Summary and Analysis
Book 4:
Chapters 4-13
Summary
A close friend of Augustine's, whom he had persuaded to become a Manichee, falls seriously ill, and while he is unconscious, his family has him baptized. He seems to recover, and Augustine jokes with him about the baptism, but his friend will not listen to his jokes. When his friend suddenly dies, Augustine is overcome with grief. Augustine eventually has to leave Thagaste for Carthage to escape the memories. The love of friends is good, but friends must be loved in God, not for themselves alone, for only God does not perish or change. People look for rest in the physical world and fix their hearts on things that pass away, not moving through them to recognition of the God who made them. True life and true love are found in Christ alone.
Analysis
Augustine's passionate attachment to his friends serves as the basis of this section, which discusses the nature of friendship. The death of Augustine's childhood friend in Thagaste acts as another message from God. His friend's Catholic family has him baptized on his deathbed, just as was almost done to Augustine. Now a Manichee, Augustine no longer believes baptism is necessary, but his friend, also a Manichee, abruptly refuses to share in his contempt for Catholic ritual and rejects Augustine's attention. Whether the baptism has a miraculous effect on his friend or his friend simply had a deathbed conversion is not made clear. Augustine is shaken by his friend's conversion but still refuses to see the message God is sending.
Augustine's description of his grief is familiar to anyone who has experienced the death of a loved one. But Augustine's excessive grief becomes a sin. He revels in his own misery, weeping inconsolably over his friend. Characteristically, Augustine turns to analysis of his emotions: Why, he asks, do tears give relief? He cannot answer this question, but analysis of the emotion of grief is a subject to which he returns in Book 9.12, where he weeps over Monica's death. Here, he condemns his grief as misplaced. His misery is a selfish indulgence; he makes clear that he cared more about his own grief than he cared about the welfare of his friend.
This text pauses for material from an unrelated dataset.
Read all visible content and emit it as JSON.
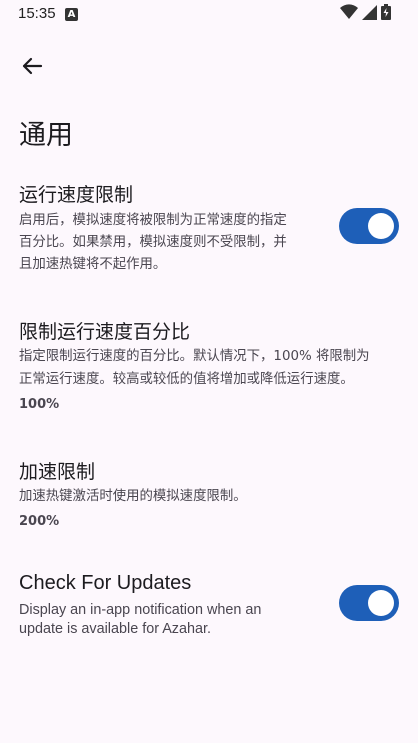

If Augustine's grief is misplaced, it is because his love is also misplaced. Augustine does not condemn the emotion of friendship. Indeed, his description of the simple pleasures of friendship in Book 4.8 is eloquent and moving. Augustine's error lies in treating his friend as an ultimate good, as an end unto himself. In his book On Christian Doctrine, Augustine makes an explicit distinction between things that are used as means to an end and things that are enjoyed for their own sake. All temporal things are objects of use; God alone should be the object of enjoyment. Even good and beautiful things, like the love of friends, can become stumbling blocks if people set them up as substitutes for the God who is their ultimate source. All human loves pass away, and people err in loving friends as substitutes for God, who alone is eternal and unchangeable. Human perception, limited by sin to the physical realm, can see only isolated pieces of the whole, but if you could grasp the whole as it really is, you would not want to linger in the transitory present. Augustine concludes this section with an invocation of praise to Christ, who was human but conquered death, whose love is unfailing, and who is the only true source of rest and peace.
Glossary
Orestes and Pylades characters from Greek literature, famous for their devoted friendship.